Renato Bernhoeft escreve sobre os impactos da longevidade no mercado de trabalho
Ter ultrapassado os 80 anos com certeza torna o tema longevidade não apenas um interesse pessoal, mas exige um olhar de pesquisa e aprendizado permanente. Relembro de que meu primeiro projeto profissional, destinado ao tema da longevidade, iniciou-se na década de 90, época em que eu ainda era do grupo da “meia-idade”, e foi destinado ao preparo de executivos para a aposentadoria.
A publicação de um livro, bem como de artigos para minha coluna no Valor, tiveram início no final dos anos 90, época em que ainda o Brasil era tratado como “o país do futuro” pelo seu índice de natalidade e um número de pessoas idosas que não chamava muito a atenção, o que fazia da longevidade um tema muito pouco comentado.
Nos dias atuais esse quadro mudou muito, e não apenas no Brasil, mas em todo o mundo. Em alguns países asiáticos e europeus o tema exige ações governamentais, sociais, de saúde e econômicas. Surgiu até a expressão “etarismo” que procura alertar para o preconceito crescente contra as pessoas idosas, seja no mundo do trabalho como também nas atividades sociais.
Mas, por outro lado, várias pesquisas já mostram o surgimento de um mercado crescente representado pelo que tem sido caracterizado como a geração 50+. Inclusive, durante a pandemia, ficou evidente que muitas famílias em que jovens e pessoas na meia-idade perderam o emprego, a renda das pessoas idosas representou a principal fonte de sobrevivência para vários grupos sociais.
Hoje, o mercado já começa a oferecer produtos e serviços para essa população - ainda que de forma incipiente, já que faltam pesquisas confiáveis sobre o “perfil” dos idosos e, mais ainda, falta mão de obra especializada no trato desse universo.
Especialmente, devemos alertar que a necessidade dessa população não se restringe ao lazer, preenchimento do tempo e outras formas de entretenimento. Os avanços da tecnologia por si só já representam uma área importante em que os mais velhos necessitam atualização permanente. Sem falar em sistemas educacionais, tanto no campo formal acadêmico como no conhecimento em toda a sua amplitude, representando demandas a serem atendidas.
Sem dúvida, tem crescido o mercado de cuidadores de idosos, mas que ainda exige muito preparo dos profissionais, tanto no campo da saúde como das questões emocionais e mentais, que também afetam esse universo populacional.
Entretanto, um comentário que desejo acrescentar a esta crônica se refere ao despreparo das pessoas idosas para essa fase de vida. Um olhar ao passado, e não necessariamente muito distante, mostra que as preocupações estavam muito centradas na infância, adolescência, fase adulta, estrutura familiar, etc. Mas pouco se falava sobre a importância do preparo para o envelhecimento como uma das tantas etapas da vida.
E, nesse sentido, vale sempre mencionar que esse aprendizado não está restrito ao papel profissional, onde a obsolescência atropelou muitas figuras – especialmente as masculinas – que deram forte prioridade à carreira e ao sobrenome corporativo.
As mudanças devem ser tratadas com foco nos outros papéis que vivemos. Ou seja, vida conjugal, familiar, social, educacional, recreacional e espiritual. Minha experiência em coordenar programas de preparo para a aposentadoria demonstrou que as figuras femininas estavam muito mais preparadas que os homens. Pois enquanto os homens priorizavam seu papel profissional e a carreira, descuidando dos demais papeis, as mulheres, mesmo as que entraram no mercado corporativo, continuavam atendendo as outras demandas.

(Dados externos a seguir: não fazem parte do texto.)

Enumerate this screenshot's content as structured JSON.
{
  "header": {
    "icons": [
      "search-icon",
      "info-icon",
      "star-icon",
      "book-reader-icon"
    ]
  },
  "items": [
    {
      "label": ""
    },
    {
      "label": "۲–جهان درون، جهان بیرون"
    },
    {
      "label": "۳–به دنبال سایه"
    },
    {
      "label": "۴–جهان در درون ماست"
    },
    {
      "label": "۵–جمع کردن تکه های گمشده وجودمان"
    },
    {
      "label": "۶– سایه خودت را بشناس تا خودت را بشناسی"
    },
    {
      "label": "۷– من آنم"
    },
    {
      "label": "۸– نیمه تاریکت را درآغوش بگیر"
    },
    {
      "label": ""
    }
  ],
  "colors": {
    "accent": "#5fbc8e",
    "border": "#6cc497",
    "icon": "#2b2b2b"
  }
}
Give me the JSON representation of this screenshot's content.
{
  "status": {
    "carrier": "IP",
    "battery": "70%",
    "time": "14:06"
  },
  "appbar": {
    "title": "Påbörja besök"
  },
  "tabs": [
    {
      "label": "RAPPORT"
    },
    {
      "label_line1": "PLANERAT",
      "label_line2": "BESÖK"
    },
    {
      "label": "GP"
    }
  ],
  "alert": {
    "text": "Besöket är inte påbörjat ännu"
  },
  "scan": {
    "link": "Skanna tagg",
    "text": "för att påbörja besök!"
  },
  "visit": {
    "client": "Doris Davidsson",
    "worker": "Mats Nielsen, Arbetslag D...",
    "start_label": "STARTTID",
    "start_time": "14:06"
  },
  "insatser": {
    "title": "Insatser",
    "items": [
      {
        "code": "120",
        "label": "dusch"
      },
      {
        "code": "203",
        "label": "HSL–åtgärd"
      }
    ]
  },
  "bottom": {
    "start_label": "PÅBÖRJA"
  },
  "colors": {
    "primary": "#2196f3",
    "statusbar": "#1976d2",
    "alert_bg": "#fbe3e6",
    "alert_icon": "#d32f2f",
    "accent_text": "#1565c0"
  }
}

Uma pesquisa recente da consultoria Bain & Company, que incluiu o Brasil, mostrou um crescimento da presença no mercado da população acima de 45 anos. Segundo o levantamento, publicado pelo Valor, funcionários com mais de 45 anos de idade eram 24% do total de trabalhadores em 2001. Em 2021, vinte anos depois, essa parcela representava 32% da força de trabalho.
Ainda segundo a pesquisa, do ponto de vista global, aproximadamente 150 milhões de empregos devem ser transferidos para trabalhadores com 55 anos ou mais, até o final da década.
Evidente que esses dados não apenas exigem preparo das pessoas idosas para se manterem atualizadas e participando do mercado mas, acima de tudo, são um alerta para os que estão hoje na meia-idade se preparem para as transformações que a vida vai exigir a cada dia.
Fica o alerta para que o leitor tenha em mente que o processo de aprendizagem não é mais apenas uma etapa da vida, mas algo permanente.